7. The voice synthesis device according to claim 6 , wherein the one or more programs are executed by the one or more processors to enable the one or more processors to: select a sound model tag of the sound model attribute, according to a user tag of the user attribute; calculate a relevance degree between the user tag and the sound model tag, according to a weight of the user tag and a weight of the sound model tag; and determine the first matching degree between the user attribute and the sound model attribute, according to the relevance degree between the user tag and the sound model tag.

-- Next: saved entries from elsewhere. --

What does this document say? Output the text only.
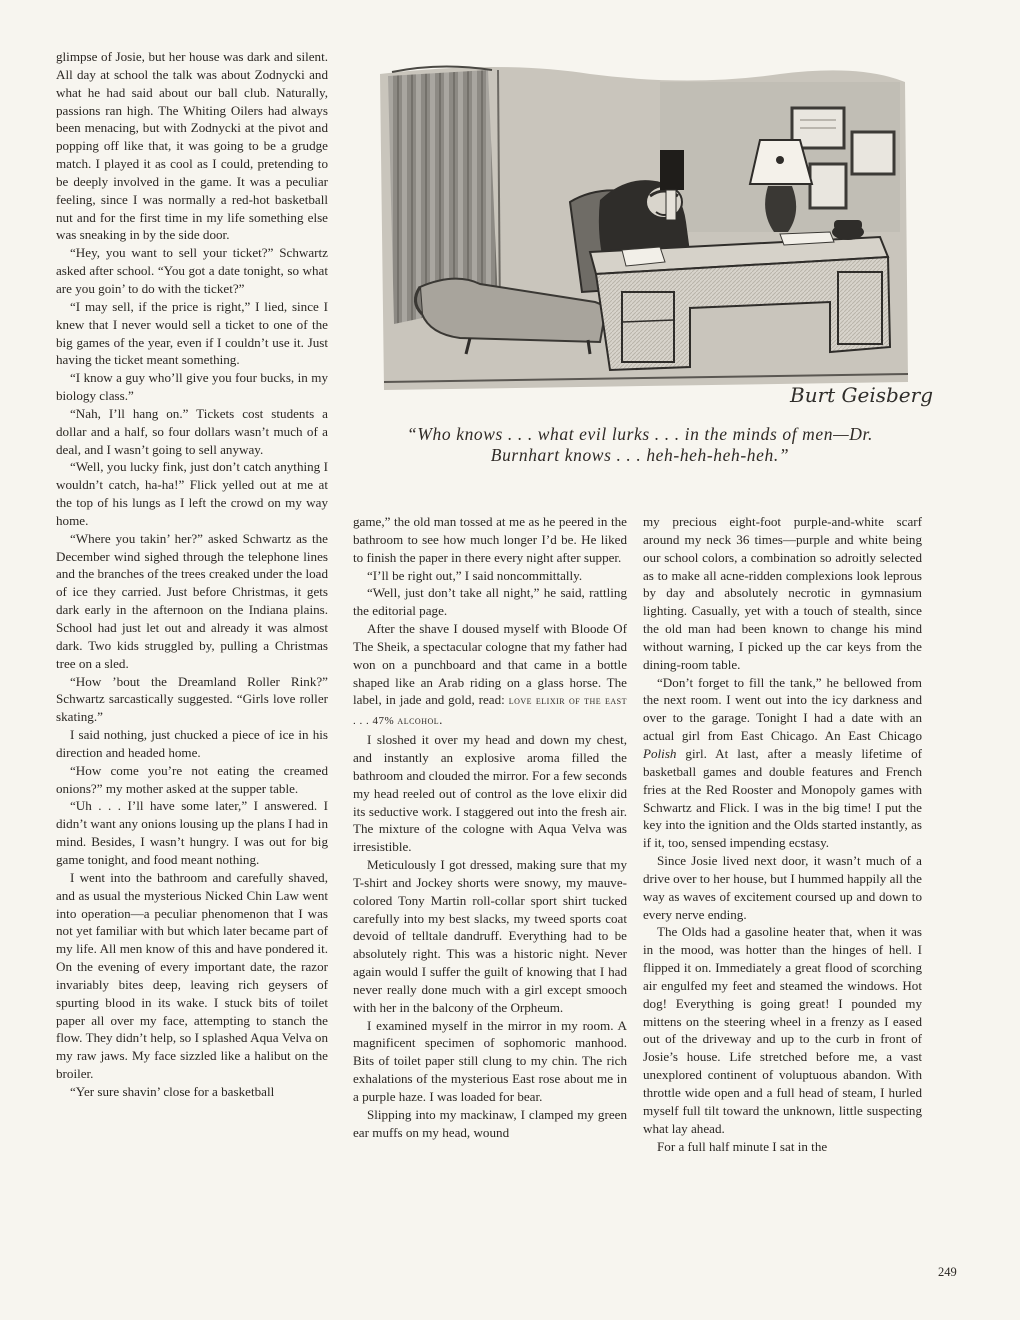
glimpse of Josie, but her house was dark and silent. All day at school the talk was about Zodnycki and what he had said about our ball club. Naturally, passions ran high. The Whiting Oilers had always been menacing, but with Zodnycki at the pivot and popping off like that, it was going to be a grudge match. I played it as cool as I could, pretending to be deeply involved in the game. It was a peculiar feeling, since I was normally a red-hot basketball nut and for the first time in my life something else was sneaking in by the side door.

“Hey, you want to sell your ticket?” Schwartz asked after school. “You got a date tonight, so what are you goin’ to do with the ticket?”

“I may sell, if the price is right,” I lied, since I knew that I never would sell a ticket to one of the big games of the year, even if I couldn’t use it. Just having the ticket meant something.

“I know a guy who’ll give you four bucks, in my biology class.”

“Nah, I’ll hang on.” Tickets cost students a dollar and a half, so four dollars wasn’t much of a deal, and I wasn’t going to sell anyway.

“Well, you lucky fink, just don’t catch anything I wouldn’t catch, ha-ha!” Flick yelled out at me at the top of his lungs as I left the crowd on my way home.

“Where you takin’ her?” asked Schwartz as the December wind sighed through the telephone lines and the branches of the trees creaked under the load of ice they carried. Just before Christmas, it gets dark early in the afternoon on the Indiana plains. School had just let out and already it was almost dark. Two kids struggled by, pulling a Christmas tree on a sled.

“How ’bout the Dreamland Roller Rink?” Schwartz sarcastically suggested. “Girls love roller skating.”

I said nothing, just chucked a piece of ice in his direction and headed home.

“How come you’re not eating the creamed onions?” my mother asked at the supper table.

“Uh . . . I’ll have some later,” I answered. I didn’t want any onions lousing up the plans I had in mind. Besides, I wasn’t hungry. I was out for big game tonight, and food meant nothing.

I went into the bathroom and carefully shaved, and as usual the mysterious Nicked Chin Law went into operation—a peculiar phenomenon that I was not yet familiar with but which later became part of my life. All men know of this and have pondered it. On the evening of every important date, the razor invariably bites deep, leaving rich geysers of spurting blood in its wake. I stuck bits of toilet paper all over my face, attempting to stanch the flow. They didn’t help, so I splashed Aqua Velva on my raw jaws. My face sizzled like a halibut on the broiler.

“Yer sure shavin’ close for a basketball

Burt Geisberg
“Who knows . . . what evil lurks . . . in the minds of men—Dr.
Burnhart knows . . . heh-heh-heh-heh.”

game,” the old man tossed at me as he peered in the bathroom to see how much longer I’d be. He liked to finish the paper in there every night after supper.

“I’ll be right out,” I said noncommittally.

“Well, just don’t take all night,” he said, rattling the editorial page.

After the shave I doused myself with Bloode Of The Sheik, a spectacular cologne that my father had won on a punchboard and that came in a bottle shaped like an Arab riding on a glass horse. The label, in jade and gold, read: love elixir of the east . . . 47% alcohol.

I sloshed it over my head and down my chest, and instantly an explosive aroma filled the bathroom and clouded the mirror. For a few seconds my head reeled out of control as the love elixir did its seductive work. I staggered out into the fresh air. The mixture of the cologne with Aqua Velva was irresistible.

Meticulously I got dressed, making sure that my T-shirt and Jockey shorts were snowy, my mauve-colored Tony Martin roll-collar sport shirt tucked carefully into my best slacks, my tweed sports coat devoid of telltale dandruff. Everything had to be absolutely right. This was a historic night. Never again would I suffer the guilt of knowing that I had never really done much with a girl except smooch with her in the balcony of the Orpheum.

I examined myself in the mirror in my room. A magnificent specimen of sophomoric manhood. Bits of toilet paper still clung to my chin. The rich exhalations of the mysterious East rose about me in a purple haze. I was loaded for bear.

Slipping into my mackinaw, I clamped my green ear muffs on my head, wound

my precious eight-foot purple-and-white scarf around my neck 36 times—purple and white being our school colors, a combination so adroitly selected as to make all acne-ridden complexions look leprous by day and absolutely necrotic in gymnasium lighting. Casually, yet with a touch of stealth, since the old man had been known to change his mind without warning, I picked up the car keys from the dining-room table.

“Don’t forget to fill the tank,” he bellowed from the next room. I went out into the icy darkness and over to the garage. Tonight I had a date with an actual girl from East Chicago. An East Chicago Polish girl. At last, after a measly lifetime of basketball games and double features and French fries at the Red Rooster and Monopoly games with Schwartz and Flick. I was in the big time! I put the key into the ignition and the Olds started instantly, as if it, too, sensed impending ecstasy.

Since Josie lived next door, it wasn’t much of a drive over to her house, but I hummed happily all the way as waves of excitement coursed up and down to every nerve ending.

The Olds had a gasoline heater that, when it was in the mood, was hotter than the hinges of hell. I flipped it on. Immediately a great flood of scorching air engulfed my feet and steamed the windows. Hot dog! Everything is going great! I pounded my mittens on the steering wheel in a frenzy as I eased out of the driveway and up to the curb in front of Josie’s house. Life stretched before me, a vast unexplored continent of voluptuous abandon. With throttle wide open and a full head of steam, I hurled myself full tilt toward the unknown, little suspecting what lay ahead.

For a full half minute I sat in the

249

Plain English translation pending...
Claim 8

Original Legal Text

8. The voice synthesis device according to claim 6 , wherein the one or more programs are executed by the one or more processors to enable the one or more processors to: select a content tag of the content attribute, according to a sound model tag of the sound model attribute; calculate a relevance degree between the sound model tag and the content tag, according to a weight of the sound model tag and a weight of the content tag; and determine the second matching degree between the sound model attribute and the content attribute, according to the relevance degree between the sound model tag and the content tag.

Plain English translation pending...
Claim 9

Original Legal Text

9. A non-volatile computer-readable storage medium having computer programs stored thereon, wherein the computer programs, when executed by a processor, cause the processor to implement the method of claim 1 .

Plain English Translation

A non-volatile computer-readable storage medium stores computer programs that, when executed by a processor, perform a method for managing data in a distributed computing environment. The method involves receiving a data access request from a client device, determining whether the requested data is stored locally or remotely, and retrieving the data from the appropriate location. If the data is stored remotely, the method includes establishing a secure connection to a remote storage system, transmitting the data access request, and receiving the requested data over the secure connection. The method also includes caching the retrieved data locally to improve future access times and validating the data integrity before providing it to the client device. The system ensures efficient data retrieval and maintains data consistency across distributed storage locations. The storage medium may also include additional programs for handling data replication, conflict resolution, and encryption to enhance security and reliability. The method optimizes performance by minimizing latency and reducing network traffic while ensuring data accuracy and availability.

Patent Metadata

Filing Date

Unknown

Publication Date

April 6, 2021

Inventors

Jie Yang

Want to explore more patents?

Browse 5M+ US patents with plain-English claim translations and AI-generated analysis.

Citation & reuse

Analysis on this page is generated by Patentable — an AI-powered patent intelligence platform. AI-generated summaries, explanations, FAQs, and analysis may be reused with attribution and a visible link back to the canonical URL below. Patent abstracts and claims are USPTO public domain.

Cite as: Patentable. “VOICE SYNTHESIS METHOD, DEVICE AND APPARATUS, AS WELL AS NON-VOLATILE STORAGE MEDIUM” (10971133). https://patentable.app/patents/10971133

© 2026 Nomic Interactive Technology LLC. Machine-readable context available at /api/llm-context/10971133. See llms.txt for full attribution policy.